Segolates are words in the Hebrew language whose end is of the form CVCVC, where the penultimate vowel receives syllable stress. Such words are called "segolates" because the final unstressed vowel is typically (but not always) segol.

These words evolved from older Semitic words that ended in a complex coda; indeed, when a suffix (other than an absolute plural) is added to a segolate, the original form (or something similar) reappears (cf. kéleḇ "dog" vs. kalbī "my dog").

Examples:
| *Ancient | Tiberian | Stem | Meaning | | |
| *ʼarṥ | | ʼéreṣ, ʼā́reṣ | | ʼarṣ- | earth; land |
| *ʼurn | | ʼṓren | | ʼorn- | pine tree |
| *baʻl | | báʻal, bā́ʻal | | baʻăl- | husband |
| *zarʻ | | zéraʻ, zā́raʻ | | zarʻ- | seed |
| *yayn | | yáyin, yā́yin | | yên- | wine |
| *milḥ | | mélaḥ | | milḥ- | salt |
| *milk | | méleḵ | | malk- | king |
| *kalb | | kéleḇ, kā́leḇ | | kalb- | dog |
| *laḥy | | léḥî, ləḥî | | leḥĕy- | cheek; tool jaw |
| *ʻibr | | ʻḖḇer | | ʻiḇr- | Eber |
| *ʻayn | | ʻáyin, ʻā́yin | | ʻên- | eye |
| *ṣidq | | ṣéḏeq | | ṣiḏq- | righteousness |

The ancient forms like *CawC (such as šawr "bull") almost universally evolved to non-segolate CôC ( šôr), though there are exceptions, such as mā́weṯ "death".
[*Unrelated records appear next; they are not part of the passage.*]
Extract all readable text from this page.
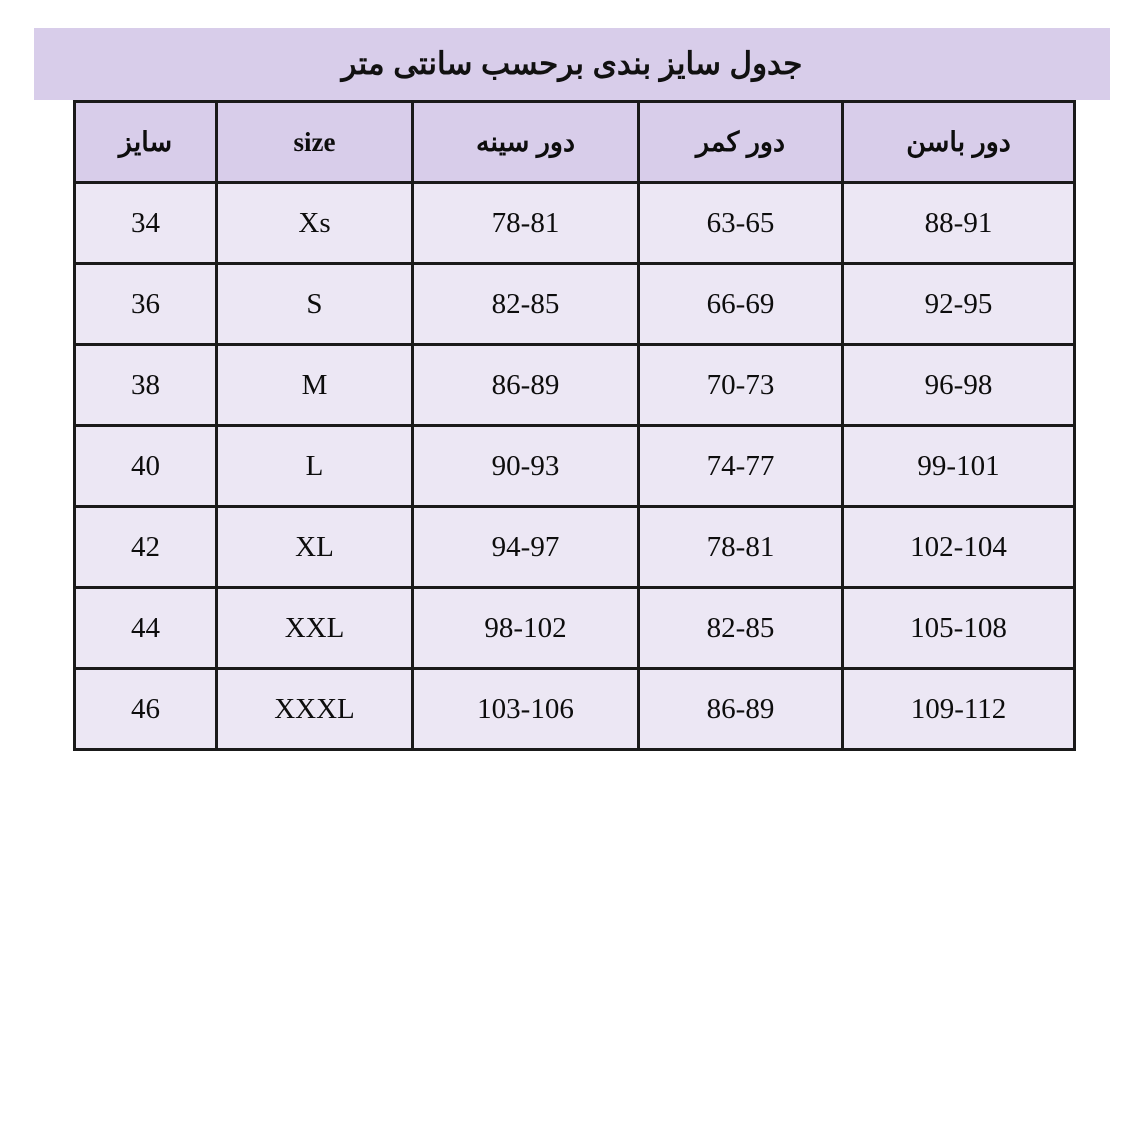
جدول سایز بندی برحسب سانتی متر
دور باسن	دور کمر	دور سینه	size	سایز
88-91	63-65	78-81	Xs	34
92-95	66-69	82-85	S	36
96-98	70-73	86-89	M	38
99-101	74-77	90-93	L	40
102-104	78-81	94-97	XL	42
105-108	82-85	98-102	XXL	44
109-112	86-89	103-106	XXXL	46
Some segolate words' final syllable ends with a patach rather than a segol, due to the influence of guttural consonants (, , ) in the final syllable.

Classical Arabic still preserves forms similar to the reconstructed Ancient Hebrew forms, although significantly simplified. Examples include ʼarḍ "earth", kalb "dog", ʻayn "eye", ṣidq "sincerity".

Some modern dialects insert an epenthetic vowel between the final two consonants, similar to what happened in Hebrew.